"And neither you nor Adam nor the others thought to search this dog-hole of mine?"
"Lord love ye—no, Mart'n! How should three men hide here?"
"Three men? Aye, true enough!" says I, clasping my head to stay the rush and hurry of my thoughts.
"Come aloft, pal, 'tis a fair evening and the fine folk all a-supping in the great cabin. Come into the air."
"Yes," I nodded, "yes, 'twill clear my head and I must think, Godby, I must think. Reach me my doublet," says I, for now I felt myself all shivering as with cold. So Godby took up the garment where it lay and held it out to me; but all at once let it fall and, drawing back, stood staring down at it, and all with never a word; whiles I sat crouched upon my bed, my head between my clenched fists and my mind reeling beneath the growing horror of the thought that filled me.
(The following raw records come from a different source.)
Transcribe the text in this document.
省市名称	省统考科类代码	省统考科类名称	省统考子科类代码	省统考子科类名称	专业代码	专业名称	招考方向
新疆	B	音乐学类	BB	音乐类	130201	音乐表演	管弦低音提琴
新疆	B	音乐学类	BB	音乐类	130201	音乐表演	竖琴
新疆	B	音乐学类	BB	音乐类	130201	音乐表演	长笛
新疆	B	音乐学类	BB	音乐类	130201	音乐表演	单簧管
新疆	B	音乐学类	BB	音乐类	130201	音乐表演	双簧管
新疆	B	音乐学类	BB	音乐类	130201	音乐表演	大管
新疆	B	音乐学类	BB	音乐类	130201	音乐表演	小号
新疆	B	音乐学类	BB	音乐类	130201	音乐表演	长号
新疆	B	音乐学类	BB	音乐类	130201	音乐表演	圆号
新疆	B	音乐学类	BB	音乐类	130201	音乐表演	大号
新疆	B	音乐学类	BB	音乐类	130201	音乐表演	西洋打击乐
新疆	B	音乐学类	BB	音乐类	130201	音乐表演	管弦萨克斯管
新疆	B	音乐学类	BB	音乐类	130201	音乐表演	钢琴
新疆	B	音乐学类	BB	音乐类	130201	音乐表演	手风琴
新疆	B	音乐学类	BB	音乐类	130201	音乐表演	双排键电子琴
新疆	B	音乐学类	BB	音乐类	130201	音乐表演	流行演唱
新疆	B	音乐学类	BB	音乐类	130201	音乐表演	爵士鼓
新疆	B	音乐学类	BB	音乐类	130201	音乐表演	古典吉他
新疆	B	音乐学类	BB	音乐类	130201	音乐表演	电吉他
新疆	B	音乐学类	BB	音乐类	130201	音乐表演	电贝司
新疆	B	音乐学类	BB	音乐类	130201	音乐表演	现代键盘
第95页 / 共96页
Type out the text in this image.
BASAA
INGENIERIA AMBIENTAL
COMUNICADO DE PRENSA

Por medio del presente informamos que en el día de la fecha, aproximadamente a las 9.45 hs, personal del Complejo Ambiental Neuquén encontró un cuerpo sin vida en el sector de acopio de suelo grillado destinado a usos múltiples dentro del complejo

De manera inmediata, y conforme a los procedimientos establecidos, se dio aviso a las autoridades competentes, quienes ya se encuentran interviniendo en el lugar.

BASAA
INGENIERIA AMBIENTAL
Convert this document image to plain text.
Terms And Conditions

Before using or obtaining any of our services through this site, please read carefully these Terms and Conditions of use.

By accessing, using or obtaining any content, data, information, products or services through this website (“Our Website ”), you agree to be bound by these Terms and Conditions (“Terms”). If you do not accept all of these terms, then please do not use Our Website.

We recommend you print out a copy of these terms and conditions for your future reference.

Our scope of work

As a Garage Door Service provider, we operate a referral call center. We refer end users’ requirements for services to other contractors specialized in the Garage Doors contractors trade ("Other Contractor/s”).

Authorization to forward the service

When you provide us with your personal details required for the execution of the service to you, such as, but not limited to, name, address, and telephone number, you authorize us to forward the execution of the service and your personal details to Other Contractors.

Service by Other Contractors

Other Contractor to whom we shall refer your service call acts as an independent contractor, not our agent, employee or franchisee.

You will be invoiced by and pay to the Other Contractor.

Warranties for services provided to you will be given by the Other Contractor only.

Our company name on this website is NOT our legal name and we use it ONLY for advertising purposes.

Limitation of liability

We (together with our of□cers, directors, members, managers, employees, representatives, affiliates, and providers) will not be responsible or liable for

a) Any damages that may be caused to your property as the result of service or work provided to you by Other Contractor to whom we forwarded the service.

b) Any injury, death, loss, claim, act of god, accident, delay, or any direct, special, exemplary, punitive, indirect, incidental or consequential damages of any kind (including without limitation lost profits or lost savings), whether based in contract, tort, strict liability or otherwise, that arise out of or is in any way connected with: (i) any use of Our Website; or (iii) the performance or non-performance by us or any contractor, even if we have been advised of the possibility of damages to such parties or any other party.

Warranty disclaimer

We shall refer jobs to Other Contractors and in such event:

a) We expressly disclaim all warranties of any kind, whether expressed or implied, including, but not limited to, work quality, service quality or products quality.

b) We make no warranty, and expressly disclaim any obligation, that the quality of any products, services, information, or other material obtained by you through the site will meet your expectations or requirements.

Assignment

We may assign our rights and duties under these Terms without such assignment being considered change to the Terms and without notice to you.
And now, even as this thought took dreadful shape and meaning—even as suspicion grew to certainty, I heard Godby draw a gasping breath, saw him reach a stealthy, fumbling hand behind him and open the door, and then, leaping backwards, he was swallowed in the dark, and with a hurry of stumbling feet, was gone.
But I scarcely heeded his going or the manner of it, so stunned was I by the sudden realisation of the terror that had haunted my ghastly slumbers and evil wakings, a terror that (if my dreadful speculations were true) was very real after all, a peril deadly and imminent.
The truth of which I now (and feverishly) set myself to prove beyond all doubt, and reached for the lanthorn. Now in so doing my foot caught in the doublet lying where Godby had dropped it, and I picked it up out of the way; but as I lifted it into the light I let it fall again (even as Godby had done): and now, staring down at it, felt my flesh suddenly a-creep for, as it lay there at my feet, I saw upon one sleeve a great, dark stain that smeared it up from wrist to elbow—the hideous stain of new-spilt blood.